With a new digitalisation strategy and an aggressive budget for 2026, Slottner pointed to a shift that many in the public sector have long been calling for. Here are our key reflections.

Civilminister Erik Slottner
AI workshop: from individual initiatives to collective strength
One of the most concrete announcements was the investment in a government AI workshop for the public sector. With long-term funding and a clear mandate for the Swedish Tax Agency and the Swedish Social Insurance Agency, the government is signaling a clear change of course.
The message is simple: by building on joint initiatives, the public sector can create benefits more quickly. When AI is developed together, tested jointly, and shared widely, quality, scalability, and accountability are all strengthened.
Interoperability is the foundation that must work
For AI to work, data is required. And for data to be usable, interoperability is required (a difficult word, we know). This means the ability for systems to communicate with each other in a structured and secure manner.
Notable initiatives include:
- SCB in the role of Data Steward
- The National Library of Sweden, which trains language models on Swedish data
This reminds us that digitalisation is not just about visible services, but about the technical and organisational foundation on which everything rests.
A new structure for digital governance
The government's planned merger of Digg and the Swedish Post and Telecom Authority aims to create a more unified force for Sweden's digital development.

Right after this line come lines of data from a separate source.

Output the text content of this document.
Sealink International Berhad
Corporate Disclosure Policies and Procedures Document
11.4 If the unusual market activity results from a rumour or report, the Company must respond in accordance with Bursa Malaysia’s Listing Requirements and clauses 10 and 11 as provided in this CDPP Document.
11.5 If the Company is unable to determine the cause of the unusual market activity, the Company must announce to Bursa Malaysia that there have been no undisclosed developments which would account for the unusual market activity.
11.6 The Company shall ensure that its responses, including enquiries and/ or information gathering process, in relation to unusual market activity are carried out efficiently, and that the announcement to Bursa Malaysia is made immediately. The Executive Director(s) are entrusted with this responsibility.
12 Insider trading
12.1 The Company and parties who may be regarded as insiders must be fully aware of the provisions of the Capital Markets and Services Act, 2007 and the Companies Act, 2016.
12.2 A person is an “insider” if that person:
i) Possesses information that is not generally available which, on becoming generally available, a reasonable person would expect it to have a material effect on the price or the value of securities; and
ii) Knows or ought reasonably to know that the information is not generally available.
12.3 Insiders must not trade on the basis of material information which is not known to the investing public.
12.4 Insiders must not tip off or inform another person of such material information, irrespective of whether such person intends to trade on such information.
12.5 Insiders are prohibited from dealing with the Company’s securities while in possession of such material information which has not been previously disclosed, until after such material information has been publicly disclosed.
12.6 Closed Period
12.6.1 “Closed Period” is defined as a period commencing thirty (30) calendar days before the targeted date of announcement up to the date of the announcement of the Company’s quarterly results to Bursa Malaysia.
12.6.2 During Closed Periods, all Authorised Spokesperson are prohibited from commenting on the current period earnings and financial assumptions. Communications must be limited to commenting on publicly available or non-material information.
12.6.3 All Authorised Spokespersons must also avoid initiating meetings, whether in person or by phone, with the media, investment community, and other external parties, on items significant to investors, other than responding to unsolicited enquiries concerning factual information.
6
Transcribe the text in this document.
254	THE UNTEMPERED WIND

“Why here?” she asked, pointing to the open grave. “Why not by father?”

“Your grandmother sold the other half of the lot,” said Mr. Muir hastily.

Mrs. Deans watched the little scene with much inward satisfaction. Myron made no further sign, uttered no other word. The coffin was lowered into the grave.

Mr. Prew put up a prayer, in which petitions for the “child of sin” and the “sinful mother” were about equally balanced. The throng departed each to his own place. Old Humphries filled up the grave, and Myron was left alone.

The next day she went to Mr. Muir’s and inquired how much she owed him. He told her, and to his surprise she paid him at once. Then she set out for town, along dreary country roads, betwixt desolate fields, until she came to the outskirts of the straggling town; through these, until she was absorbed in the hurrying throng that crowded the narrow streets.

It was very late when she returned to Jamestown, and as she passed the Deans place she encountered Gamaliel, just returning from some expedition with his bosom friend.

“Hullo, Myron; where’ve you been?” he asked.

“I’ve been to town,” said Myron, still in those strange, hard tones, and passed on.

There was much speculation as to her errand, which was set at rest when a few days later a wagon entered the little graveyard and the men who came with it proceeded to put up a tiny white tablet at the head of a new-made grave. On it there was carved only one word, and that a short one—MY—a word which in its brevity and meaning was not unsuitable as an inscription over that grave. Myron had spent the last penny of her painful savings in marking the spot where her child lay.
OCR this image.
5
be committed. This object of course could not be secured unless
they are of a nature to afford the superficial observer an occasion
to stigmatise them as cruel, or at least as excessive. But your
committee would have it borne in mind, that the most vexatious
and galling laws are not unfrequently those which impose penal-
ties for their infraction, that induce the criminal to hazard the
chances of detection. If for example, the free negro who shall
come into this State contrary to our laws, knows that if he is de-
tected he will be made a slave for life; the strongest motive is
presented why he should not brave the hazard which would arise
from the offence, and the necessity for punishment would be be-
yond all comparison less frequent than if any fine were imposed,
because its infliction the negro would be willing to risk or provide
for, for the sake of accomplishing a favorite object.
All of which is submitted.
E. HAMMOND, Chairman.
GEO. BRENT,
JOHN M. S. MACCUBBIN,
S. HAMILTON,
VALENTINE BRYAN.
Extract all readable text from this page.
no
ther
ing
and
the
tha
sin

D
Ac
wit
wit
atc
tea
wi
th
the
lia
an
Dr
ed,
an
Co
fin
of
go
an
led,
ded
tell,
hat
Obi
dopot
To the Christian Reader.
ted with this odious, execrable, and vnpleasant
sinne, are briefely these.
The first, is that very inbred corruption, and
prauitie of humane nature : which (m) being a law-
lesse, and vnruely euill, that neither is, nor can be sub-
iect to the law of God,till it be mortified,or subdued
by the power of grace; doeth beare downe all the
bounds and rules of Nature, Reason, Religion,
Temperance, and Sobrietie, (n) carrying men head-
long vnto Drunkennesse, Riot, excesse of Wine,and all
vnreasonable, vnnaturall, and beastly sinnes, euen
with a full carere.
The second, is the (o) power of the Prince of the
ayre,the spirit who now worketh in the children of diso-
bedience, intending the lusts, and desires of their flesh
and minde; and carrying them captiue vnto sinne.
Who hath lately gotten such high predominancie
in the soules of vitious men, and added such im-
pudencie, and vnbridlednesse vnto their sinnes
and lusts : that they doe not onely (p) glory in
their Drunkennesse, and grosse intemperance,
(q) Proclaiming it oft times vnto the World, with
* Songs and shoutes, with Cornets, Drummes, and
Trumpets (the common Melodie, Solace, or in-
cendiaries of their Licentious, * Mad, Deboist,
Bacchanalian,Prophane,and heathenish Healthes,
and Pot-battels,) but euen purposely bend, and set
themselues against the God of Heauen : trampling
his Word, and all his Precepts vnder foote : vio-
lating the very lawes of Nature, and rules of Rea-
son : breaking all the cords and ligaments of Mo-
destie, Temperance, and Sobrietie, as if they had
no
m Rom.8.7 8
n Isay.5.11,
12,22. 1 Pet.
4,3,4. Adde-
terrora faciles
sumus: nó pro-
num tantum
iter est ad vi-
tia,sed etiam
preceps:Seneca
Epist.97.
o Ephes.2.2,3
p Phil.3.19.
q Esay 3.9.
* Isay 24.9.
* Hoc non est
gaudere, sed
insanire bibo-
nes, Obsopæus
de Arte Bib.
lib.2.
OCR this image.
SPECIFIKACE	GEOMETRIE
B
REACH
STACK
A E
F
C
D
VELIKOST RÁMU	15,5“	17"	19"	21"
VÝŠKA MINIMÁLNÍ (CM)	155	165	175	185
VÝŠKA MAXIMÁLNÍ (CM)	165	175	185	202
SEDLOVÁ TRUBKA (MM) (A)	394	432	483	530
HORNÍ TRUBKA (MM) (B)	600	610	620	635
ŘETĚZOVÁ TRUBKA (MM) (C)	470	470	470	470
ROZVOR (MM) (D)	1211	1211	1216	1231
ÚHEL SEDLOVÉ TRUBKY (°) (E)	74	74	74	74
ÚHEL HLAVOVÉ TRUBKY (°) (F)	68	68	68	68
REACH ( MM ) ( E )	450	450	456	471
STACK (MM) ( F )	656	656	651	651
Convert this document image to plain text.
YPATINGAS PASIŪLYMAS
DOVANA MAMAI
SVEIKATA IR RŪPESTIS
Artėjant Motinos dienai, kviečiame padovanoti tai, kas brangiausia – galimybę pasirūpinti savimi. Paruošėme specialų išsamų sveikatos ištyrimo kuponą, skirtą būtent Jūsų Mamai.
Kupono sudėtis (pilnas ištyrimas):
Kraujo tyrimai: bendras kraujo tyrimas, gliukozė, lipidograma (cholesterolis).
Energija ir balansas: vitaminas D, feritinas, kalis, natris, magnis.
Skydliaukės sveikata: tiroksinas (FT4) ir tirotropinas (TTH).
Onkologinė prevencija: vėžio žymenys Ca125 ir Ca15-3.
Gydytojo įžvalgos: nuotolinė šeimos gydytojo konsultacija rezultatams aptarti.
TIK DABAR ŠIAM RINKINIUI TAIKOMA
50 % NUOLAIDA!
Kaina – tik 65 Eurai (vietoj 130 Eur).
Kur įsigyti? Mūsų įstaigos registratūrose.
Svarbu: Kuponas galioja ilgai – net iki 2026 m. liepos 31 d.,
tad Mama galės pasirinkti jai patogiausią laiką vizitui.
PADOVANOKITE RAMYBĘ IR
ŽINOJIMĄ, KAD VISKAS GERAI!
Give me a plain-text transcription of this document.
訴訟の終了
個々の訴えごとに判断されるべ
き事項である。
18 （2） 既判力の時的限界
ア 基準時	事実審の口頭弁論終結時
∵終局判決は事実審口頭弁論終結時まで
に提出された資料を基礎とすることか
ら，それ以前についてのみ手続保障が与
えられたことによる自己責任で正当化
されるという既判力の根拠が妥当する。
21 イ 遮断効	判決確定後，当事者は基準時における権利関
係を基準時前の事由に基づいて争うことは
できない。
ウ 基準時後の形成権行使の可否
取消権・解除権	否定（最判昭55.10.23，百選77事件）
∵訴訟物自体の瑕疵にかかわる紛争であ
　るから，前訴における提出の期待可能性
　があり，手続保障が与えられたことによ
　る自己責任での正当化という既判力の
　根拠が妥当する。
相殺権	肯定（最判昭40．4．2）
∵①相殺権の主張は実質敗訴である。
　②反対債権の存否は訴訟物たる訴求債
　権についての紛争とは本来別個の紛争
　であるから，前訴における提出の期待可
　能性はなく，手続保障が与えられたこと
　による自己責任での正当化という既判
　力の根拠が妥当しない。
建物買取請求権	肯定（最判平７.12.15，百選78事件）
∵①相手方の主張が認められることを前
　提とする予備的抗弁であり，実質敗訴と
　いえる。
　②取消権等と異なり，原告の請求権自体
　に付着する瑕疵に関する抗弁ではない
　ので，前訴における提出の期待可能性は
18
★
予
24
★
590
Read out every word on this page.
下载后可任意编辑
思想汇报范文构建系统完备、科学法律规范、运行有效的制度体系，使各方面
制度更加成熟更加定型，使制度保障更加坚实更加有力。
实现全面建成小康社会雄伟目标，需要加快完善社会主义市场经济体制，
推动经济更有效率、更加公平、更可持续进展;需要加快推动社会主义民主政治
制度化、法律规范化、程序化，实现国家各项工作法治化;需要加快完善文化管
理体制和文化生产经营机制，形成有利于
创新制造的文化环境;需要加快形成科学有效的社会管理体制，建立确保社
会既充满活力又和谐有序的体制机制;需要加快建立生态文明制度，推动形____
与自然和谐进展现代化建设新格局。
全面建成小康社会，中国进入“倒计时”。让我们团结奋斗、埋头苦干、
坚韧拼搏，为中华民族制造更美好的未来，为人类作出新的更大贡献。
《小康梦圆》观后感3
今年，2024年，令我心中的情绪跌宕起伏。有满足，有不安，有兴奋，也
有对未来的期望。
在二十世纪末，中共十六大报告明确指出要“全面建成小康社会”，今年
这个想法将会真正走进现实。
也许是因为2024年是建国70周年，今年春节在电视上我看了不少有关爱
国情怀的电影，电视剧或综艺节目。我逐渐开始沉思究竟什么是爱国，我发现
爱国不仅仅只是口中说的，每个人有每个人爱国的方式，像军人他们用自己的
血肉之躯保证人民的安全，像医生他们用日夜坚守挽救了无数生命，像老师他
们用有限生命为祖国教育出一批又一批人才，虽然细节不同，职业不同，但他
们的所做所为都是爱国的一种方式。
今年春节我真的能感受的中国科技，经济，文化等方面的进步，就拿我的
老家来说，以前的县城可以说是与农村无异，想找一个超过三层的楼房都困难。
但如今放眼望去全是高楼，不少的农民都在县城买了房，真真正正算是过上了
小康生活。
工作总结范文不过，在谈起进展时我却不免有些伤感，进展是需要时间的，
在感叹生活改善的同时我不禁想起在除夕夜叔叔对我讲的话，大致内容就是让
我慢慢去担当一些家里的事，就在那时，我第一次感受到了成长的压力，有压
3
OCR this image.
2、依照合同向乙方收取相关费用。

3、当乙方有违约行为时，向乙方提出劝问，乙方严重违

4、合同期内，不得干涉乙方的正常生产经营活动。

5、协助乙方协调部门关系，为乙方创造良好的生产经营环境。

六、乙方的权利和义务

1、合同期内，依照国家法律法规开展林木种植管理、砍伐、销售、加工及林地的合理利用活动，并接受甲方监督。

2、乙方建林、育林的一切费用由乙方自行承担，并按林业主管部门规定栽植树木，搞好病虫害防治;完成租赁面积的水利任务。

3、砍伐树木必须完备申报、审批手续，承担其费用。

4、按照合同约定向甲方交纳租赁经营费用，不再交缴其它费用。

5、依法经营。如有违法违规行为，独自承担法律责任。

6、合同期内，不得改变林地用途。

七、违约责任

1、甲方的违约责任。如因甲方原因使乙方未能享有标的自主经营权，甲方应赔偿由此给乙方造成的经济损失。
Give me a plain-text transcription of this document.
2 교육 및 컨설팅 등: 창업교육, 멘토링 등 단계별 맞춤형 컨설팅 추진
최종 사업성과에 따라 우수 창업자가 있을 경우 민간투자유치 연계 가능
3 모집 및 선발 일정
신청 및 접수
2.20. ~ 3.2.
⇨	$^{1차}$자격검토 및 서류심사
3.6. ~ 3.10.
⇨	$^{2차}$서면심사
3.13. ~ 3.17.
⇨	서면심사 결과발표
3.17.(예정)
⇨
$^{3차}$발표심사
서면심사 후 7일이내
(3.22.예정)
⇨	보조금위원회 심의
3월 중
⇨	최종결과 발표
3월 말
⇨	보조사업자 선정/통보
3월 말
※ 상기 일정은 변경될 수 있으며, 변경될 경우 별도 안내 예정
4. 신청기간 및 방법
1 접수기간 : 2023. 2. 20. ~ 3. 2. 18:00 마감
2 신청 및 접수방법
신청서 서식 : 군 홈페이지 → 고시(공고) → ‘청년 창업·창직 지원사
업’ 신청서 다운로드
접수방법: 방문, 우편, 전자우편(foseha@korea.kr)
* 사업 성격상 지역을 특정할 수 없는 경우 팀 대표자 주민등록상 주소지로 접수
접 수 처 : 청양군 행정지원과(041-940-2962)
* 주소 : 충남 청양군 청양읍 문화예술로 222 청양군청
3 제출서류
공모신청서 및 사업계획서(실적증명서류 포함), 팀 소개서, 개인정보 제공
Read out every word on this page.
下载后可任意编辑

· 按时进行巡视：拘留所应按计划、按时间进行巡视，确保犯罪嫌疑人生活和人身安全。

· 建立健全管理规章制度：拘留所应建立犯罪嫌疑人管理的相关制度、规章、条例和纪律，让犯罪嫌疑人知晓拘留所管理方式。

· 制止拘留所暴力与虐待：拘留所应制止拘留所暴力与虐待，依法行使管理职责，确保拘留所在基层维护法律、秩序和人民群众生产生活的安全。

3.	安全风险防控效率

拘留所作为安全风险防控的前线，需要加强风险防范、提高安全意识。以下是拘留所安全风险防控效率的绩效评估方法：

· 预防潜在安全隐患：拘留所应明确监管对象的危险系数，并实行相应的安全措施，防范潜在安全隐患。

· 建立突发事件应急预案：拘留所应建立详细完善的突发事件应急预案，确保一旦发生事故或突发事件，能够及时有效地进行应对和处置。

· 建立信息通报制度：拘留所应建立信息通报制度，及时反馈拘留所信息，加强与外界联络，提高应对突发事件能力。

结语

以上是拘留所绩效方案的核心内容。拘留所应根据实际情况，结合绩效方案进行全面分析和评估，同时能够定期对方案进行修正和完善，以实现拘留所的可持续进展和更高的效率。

An authority responsible for both infrastructure and digital administration reflects an important insight: digitisation can no longer be driven in silos. The whole needs to be in control.
2026 is the year when the direction will be set
Slottner also pointed to 2026 as a decisive year for several long-standing issues:
- Government e-identification – crucial for both security and inclusion
- National cloud policy – to create clarity around data storage and responsibility
- A comprehensive AI strategy – to complement the broader digitalisation strategy
Common to all three is the need for balance between innovation and security, flexibility and control.
When regulations meet reality
To enable innovation without compromising responsibility, the government wants to introduce regulatory sandboxes. These are controlled environments where new solutions can be tested under supervision, but with greater scope for action.
This is a recognition that regulations sometimes need to be tested in practice to work in reality.
Our reflection
The most interesting thing about Slottner's lecture was not individual initiatives, but the big picture. A digitalisation that is more clearly linked to social benefits, responsibility, and long-term sustainability.
For us as a provider of digital solutions, communication, and user experiences, the message is clear: the public digitalisation of the future will be built together, with shared structures, shared responsibility, and a focus on people.